Как звали лошадь Вронского? | страница 22
Но нынче-то уже не маленькая! – взревел он. – Могла бы дотумкать, что и матери тяжело, и отцу недосуг.
Тихо ступая, перешли в большую комнату – мимо той, где спала Татьяна
Николаевна. В зале, насколько помнил Павлинов, был рояль, мечта и предмет его белой зависти. Он и стоял, как раньше, справа у стены, наискосок от окна. Робкий свет проливался на полированную крышку.
Павлинов притворил дверь, осторожно обошел инструмент. Приоткрыл – клавиатура дохнула слабо нафталиненной суконной поволокой. Павлинов сложил ее, сел к инструменту. Тронул лады. Старый рояль откликнулся квартсептаккордом: звучал тихо, протяготно. “Не слышно шуму городско-ого-о-о, – зазвучала мелодия под толстыми, негнувшимися пальцами. – В заневской башне тишина-а! – ввел низовой контрапункт в левой руке. – И на штыке у часового горит полночная луна-а-а!”
Ритурнель зазвучал в другом тоне: Павлинов легко воспроизводил модуляции.

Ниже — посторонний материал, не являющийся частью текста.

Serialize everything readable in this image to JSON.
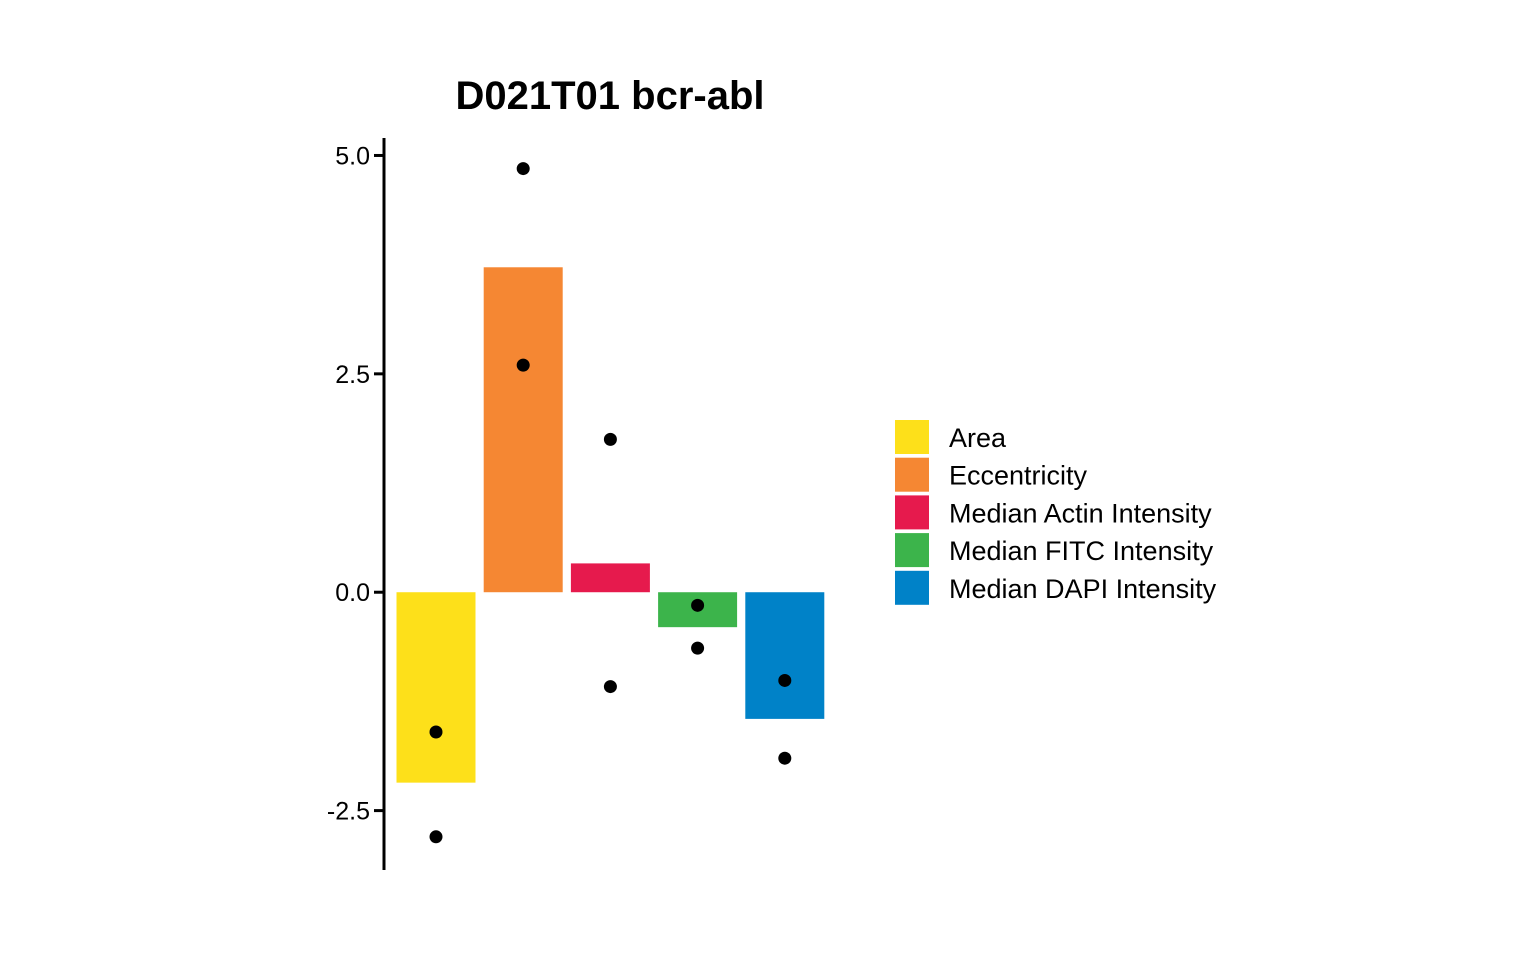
{
  "chart_data": {
    "type": "bar",
    "title": "D021T01 bcr-abl",
    "xlabel": "",
    "ylabel": "",
    "categories": [
      "Area",
      "Eccentricity",
      "Median Actin Intensity",
      "Median FITC Intensity",
      "Median DAPI Intensity"
    ],
    "values": [
      -2.18,
      3.72,
      0.33,
      -0.4,
      -1.45
    ],
    "colors": [
      "#FDE01A",
      "#F58733",
      "#E61A4D",
      "#3CB44B",
      "#0082C8"
    ],
    "points": [
      [
        -1.6,
        -2.8
      ],
      [
        4.85,
        2.6
      ],
      [
        1.75,
        -1.08
      ],
      [
        -0.15,
        -0.64
      ],
      [
        -1.01,
        -1.9
      ]
    ],
    "yticks": [
      "5.0",
      "2.5",
      "0.0",
      "-2.5"
    ],
    "ytick_values": [
      5.0,
      2.5,
      0.0,
      -2.5
    ],
    "ylim": [
      -3.18,
      5.2
    ],
    "grid": false,
    "legend": {
      "position": "right"
    },
    "point_color": "#000000"
  }
}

– Представляешь, – сказал, не прерывая мелодии, – эта полночная луна горит в русской поэзии уже лет сто семьдесят. Зажег ее скромный человек, храбрый офицер, участник войны двенадцатого года, декабрист
Федор Глинка, и она не погаснет, покуда жив хоть один голос, поющий по-русски. А мне запрещают играть на пианино. У нас великолепный концертный инструмент: купили в надежде, что у дочери прочкнется талант. Не прочкнулся, но инструмент молчит.
Евка наклонялась, гладила его плечо. Слышал ее дыхание, представлял вдавленное, с металлическими зубами лицо. “Гос-споди! – думал он. -
Что может быть противнее старухи, обнимающей старика? – Честно признался: – Только старик, отвечающий взаимностью”.
– Ты потише, – попросила Евка, – а то завтра по дому поползет: у
Шиловых опять был мужик – пел, играл на рояле.
Пропустил мимо ушей это слово – “опять”, снял руки с клавиатуры: медленно отпускал созвучия, они гасли, теряли теплоту. Встал из-за инструмента, приблизился к окну. Сдвинул занавеску: виднелась мрачноватая, в тенях, дорога, за нею – дома. Когда-то их называли
“щитковыми”: были из дранок, обмазанных известью. Двухэтажные, и все удобства, как помнил Павлинов, снаружи. Там до сих пор жили люди.
– Я часто размышляю о Ленине, – сказал вдруг. – Глубже его никто не раскрыл Толстого. Причем взгляд таил изгибину, какой не было ни у кого. Говорили – каждый крупный писатель отражает жизнь, ее наиболее существенные стороны и все такое прочее. Ленин сразу поднял планку: не зеркало жизни, а зеркало революции. А это не одно и то же!